D’autres pays abordent les choses différemment. Le Canada, par exemple, cultive la prévention, en osant parler de ces sujets complexes et en tentant des expérimentations.

Dans ce domaine, il existe aujourd’hui de supports pédagogiques et de prévention adaptés à toutes les particularités.

Observez-vous, malgré tout, un début d’évolution des mentalités ?
Oui, notamment dans les jeunes générations X, Y, Z, beaucoup plus altruistes que leurs aînées. On les sent plus curieuses d’aller vers les personnes âgées et d’apprendre de leur expérience.
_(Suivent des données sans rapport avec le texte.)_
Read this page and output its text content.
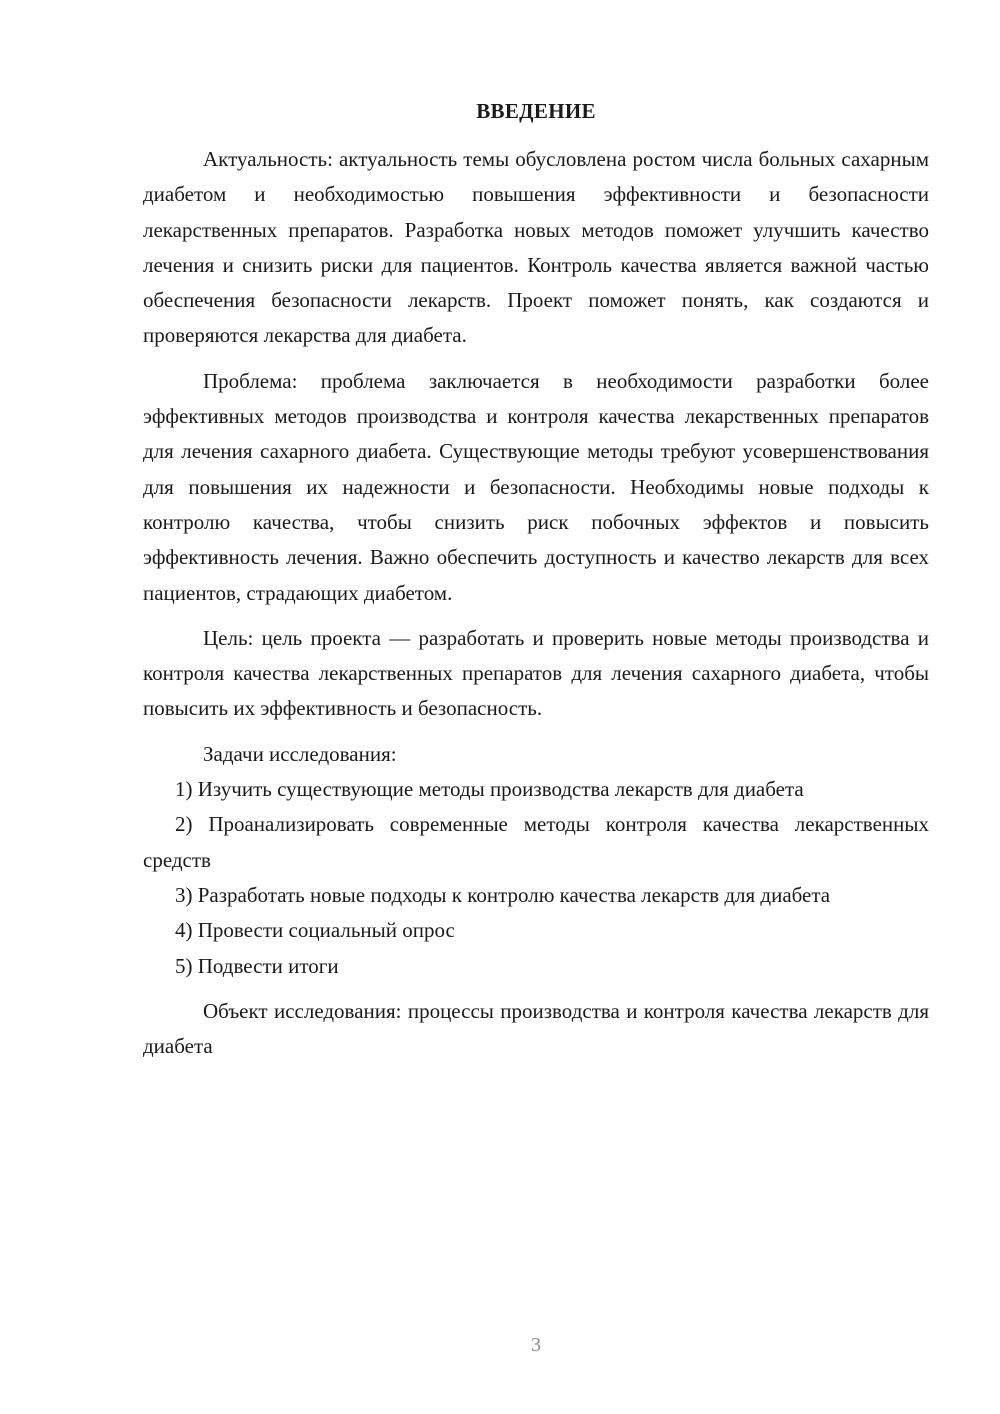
ВВЕДЕНИЕ

Актуальность: актуальность темы обусловлена ростом числа больных сахарным диабетом и необходимостью повышения эффективности и безопасности лекарственных препаратов. Разработка новых методов поможет улучшить качество лечения и снизить риски для пациентов. Контроль качества является важной частью обеспечения безопасности лекарств. Проект поможет понять, как создаются и проверяются лекарства для диабета.

Проблема: проблема заключается в необходимости разработки более эффективных методов производства и контроля качества лекарственных препаратов для лечения сахарного диабета. Существующие методы требуют усовершенствования для повышения их надежности и безопасности. Необходимы новые подходы к контролю качества, чтобы снизить риск побочных эффектов и повысить эффективность лечения. Важно обеспечить доступность и качество лекарств для всех пациентов, страдающих диабетом.

Цель: цель проекта — разработать и проверить новые методы производства и контроля качества лекарственных препаратов для лечения сахарного диабета, чтобы повысить их эффективность и безопасность.

Задачи исследования:

1) Изучить существующие методы производства лекарств для диабета

2) Проанализировать современные методы контроля качества лекарственных средств

3) Разработать новые подходы к контролю качества лекарств для диабета

4) Провести социальный опрос

5) Подвести итоги

Объект исследования: процессы производства и контроля качества лекарств для диабета

3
Pour elles, j’ai le sentiment qu’il n’est pas question de laisser partir leurs grands-parents sans en tirer les enseignements.
Cependant, ne demandez pas à un jeune de 25 ans de consacrer 3 € par mois dans un contrat de prévoyance. Peu importe sa culture, son pays d’origine, son niveau social ou autres, ce n’est pas son sujet à cette période de sa vie, et c’est tout à fait normal.

À quel moment la prévoyance s’aborde-t-elle le plus ?
Souvent lorsqu’on quitte l’entreprise : entre 60 et 65 ans. On se sent tout d’un coup abandonné. Beaucoup de nos repères se modifient. Nous voyons nos parents perdre leur autonomie ou mourir, avec parfois un grand sentiment d’impuissance et de culpabilité. Le besoin d’accompagnement est crucial à ce moment-là.

Qui peut les y aider ?
Pour moi, les mutuelles et leurs conseillers sont les plus légitimes dans ce rôle-là.
Il nous faut apprendre à parler de ces questions. C’est ce qui permet d’aider les personnes à mettre en place de bonnes routines et à s’équiper des bons outils, notamment en matière de prévoyance. Apprenons à apprivoiser le vieillir et le mourir, nous n’en virons que mieux.